Famine declared in South Sudan; 4.9 million people need urgent help
Famine in South Sudan has left 100,000 people on the verge of starvation and almost 5 million people, more than 40% of the country’s population, in need of urgent help, aid agencies say.
People are already dying of hunger, and another 1 million people are on the brink of famine, UN agencies said.
Years of civil war, a refugee crisis and a collapsing economy have taken their toll on South Sudan since it gained its independence in 2011.
Now the UN World Food Programme and nongovernmental organizations are sounding the alarm, warning that more than a million children are suffering from acute malnutrition.
“Our worst fears have been realized,” said Serge Tissot, of the Food and Agriculture Organization of the United Nations. “Many families have exhausted every means they have to survive.”
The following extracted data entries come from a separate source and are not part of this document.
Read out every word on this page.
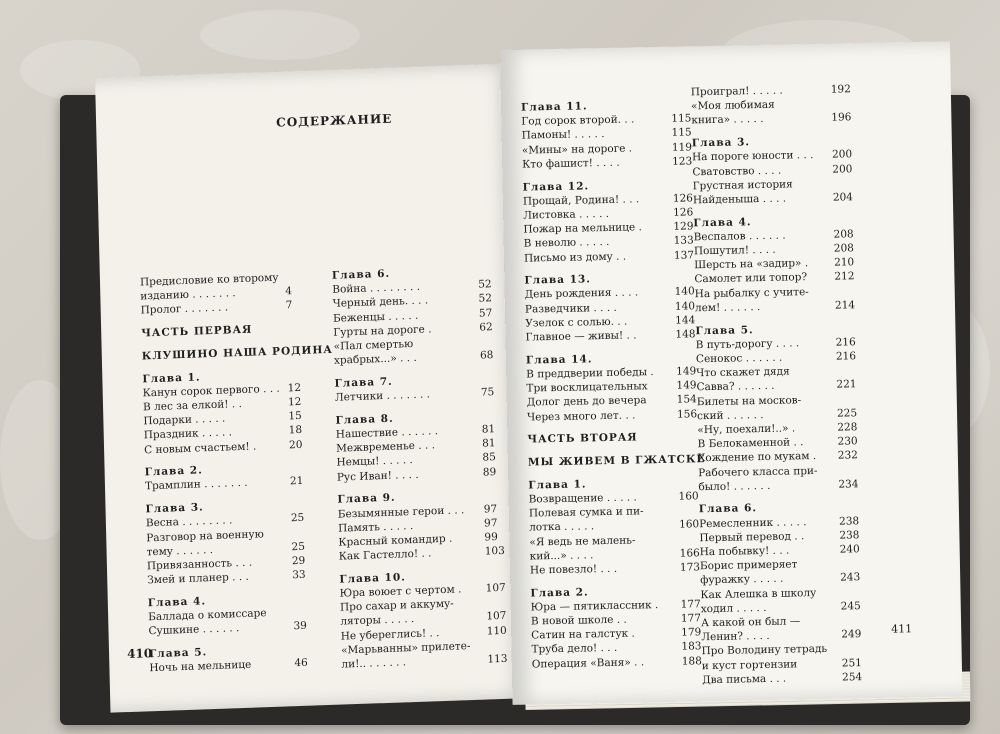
СОДЕРЖАНИЕ
Предисловие ко второму
изданию . . . . . . .	4
Пролог . . . . . . .	7
ЧАСТЬ ПЕРВАЯ
КЛУШИНО НАША РОДИНА
Глава 1.
Канун сорок первого . . . 12
В лес за елкой! . .	12
Подарки . . . . .	15
Праздник . . . . .	18
С новым счастьем! .	20
Глава 2.
Трамплин . . . . . . .	21
Глава 3.
Весна . . . . . . . .	25
Разговор на военную
тему . . . . . .	25
Привязанность . . .	29
Змей и планер . . .	33
Глава 4.
Баллада о комиссаре
Сушкине . . . . . .	39
Глава 5.
Ночь на мельнице	46
Глава 6.
Война . . . . . . . .	52
Черный день. . . .	52
Беженцы . . . . .	57
Гурты на дороге .	62
«Пал смертью
храбрых...» . . .	68
Глава 7.
Летчики . . . . . . .	75
Глава 8.
Нашествие . . . . . .	81
Межвременье . . .	81
Немцы! . . . . .	85
Рус Иван! . . . .	89
Глава 9.
Безымянные герои . . . 97
Память . . . . .	97
Красный командир .	99
Как Гастелло! . .	103
Глава 10.
Юра воюет с чертом . 107
Про сахар и аккуму-
ляторы . . . . .	107
Не уберeглись! . .	110
«Марьванны» прилете-
ли!.. . . . . . .	113
410
Глава 11.
Год сорок второй. . .	115
Памоны! . . . . .	115
«Мины» на дороге .	119
Кто фашист! . . . .	123
Глава 12.
Прощай, Родина! . . .	126
Листовка . . . . .	126
Пожар на мельнице .	129
В неволю . . . . .	133
Письмо из дому . .	137
Глава 13.
День рождения . . . .	140
Разведчики . . . .	140
Узелок с солью. . .	144
Главное — живы! . .	148
Глава 14.
В преддверии победы . 149
Три восклицательных	149
Долог день до вечера	154
Через много лет. . .	156
ЧАСТЬ ВТОРАЯ
МЫ ЖИВЕМ В ГЖАТСКЕ
Глава 1.
Возвращение . . . . .	160
Полевая сумка и пи-
лотка . . . . .	160
«Я ведь не малень-
кий...» . . . .	166
Не повезло! . . .	173
Глава 2.
Юра — пятиклассник . 177
В новой школе . .	177
Сатин на галстук .	179
Труба дело! . . .	183
Операция «Ваня» . .	188
Проиграл! . . . . .	192
«Моя любимая
книга» . . . . .	196
Глава 3.
На пороге юности . . . 200
Сватовство . . . .	200
Грустная история
Найденыша . . . .	204
Глава 4.
Веспалов . . . . . .	208
Пошутил! . . . .	208
Шерсть на «задир» . 210
Самолет или топор?	212
На рыбалку с учите-
лем! . . . . . .	214
Глава 5.
В путь-дорогу . . . .	216
Сенокос . . . . . .	216
Что скажет дядя
Савва? . . . . . .	221
Билеты на москов-
ский . . . . . .	225
«Ну, поехали!..» .	228
В Белокаменной . .	230
Хождение по мукам . 232
Рабочего класса при-
было! . . . . . .	234
Глава 6.
Ремесленник . . . . .	238
Первый перевод . .	238
На побывку! . . .	240
Борис примеряет
фуражку . . . . .	243
Как Алешка в школу
ходил . . . . .	245
А какой он был —
Ленин? . . . .	249
Про Володину тетрадь
и куст гортензии	251
Два письма . . .	254
411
The war has disrupted farming and left people with little choice but to scavenge for food to survive.
“People have been pushed to the brink, [they are] surviving on what they can find to eat in swamps,” said Emma Jane Drew, Oxfam’s humanitarian program manager in South Sudan.
“Vulnerable people, out of reach of life-saving assistance due to the conflict, are paying the ultimate price,” she added in a statement.
Famine a ‘man-made tragedy’
Drew said the famine was “a man-made tragedy” and called for an end to the fighting so aid could get through to those most in need.
George Fominyen, the UN food program spokesman in South Sudan’s capital, Juba, said the problem had been building for years.
“It has not been sudden,” he said. “Food insecurity, hunger, malnutrition has been getting steadily worse since the conflict started three years ago.”
Fomiyen said humanitarian groups had found it extremely difficult to reach the hardest-hit areas.
“We have to talk to 10 to 15 people and ask if it’s possible to send a team there,” he said. “You cannot just access these places without prior agreement.”
Fomiyen said the program’s food supplies will run out unless it can secure “a substantial injection of funds” — $205 million — within the next six months.
“We are quite concerned that we do not have the resources,” he said. “We could run out of food by the end of June. The needs are so huge; every time you are entering a new front, a new battle.”
Africa’s biggest refugee crisis
Last week the United Nations warned that 1.5 million people had fled South Sudan, crossing the border into Uganda to escape the fighting in their homeland, and creating Africa’s biggest refugee crisis.
Nasir Abel Fernandes, senior emergency coordinator for the Office of the United Nations High Commissioner for Refugees, said Ugandan refugee camps are filling up with desperate South Sudanese citizens
“More attention needs to be paid to South Sudan,” Fernandes said. “The leaders really should be asked to take responsibility and stop this killing of civilians.”
South Sudan is the world’s newest country. It gained its independence from Sudan in 2011, after years of civil war.
But after two years of relative peace, trouble broke out between President Salva Kiir’s mainly Dinka army and the Nuer people of his former deputy Riek Machar.
Since July 2016 that fighting has intensified to draw in other ethnic groups and render the countryside, including the formerly agriculturally rich Equatoria region, a permanent war zone that has been producing refugees instead of food.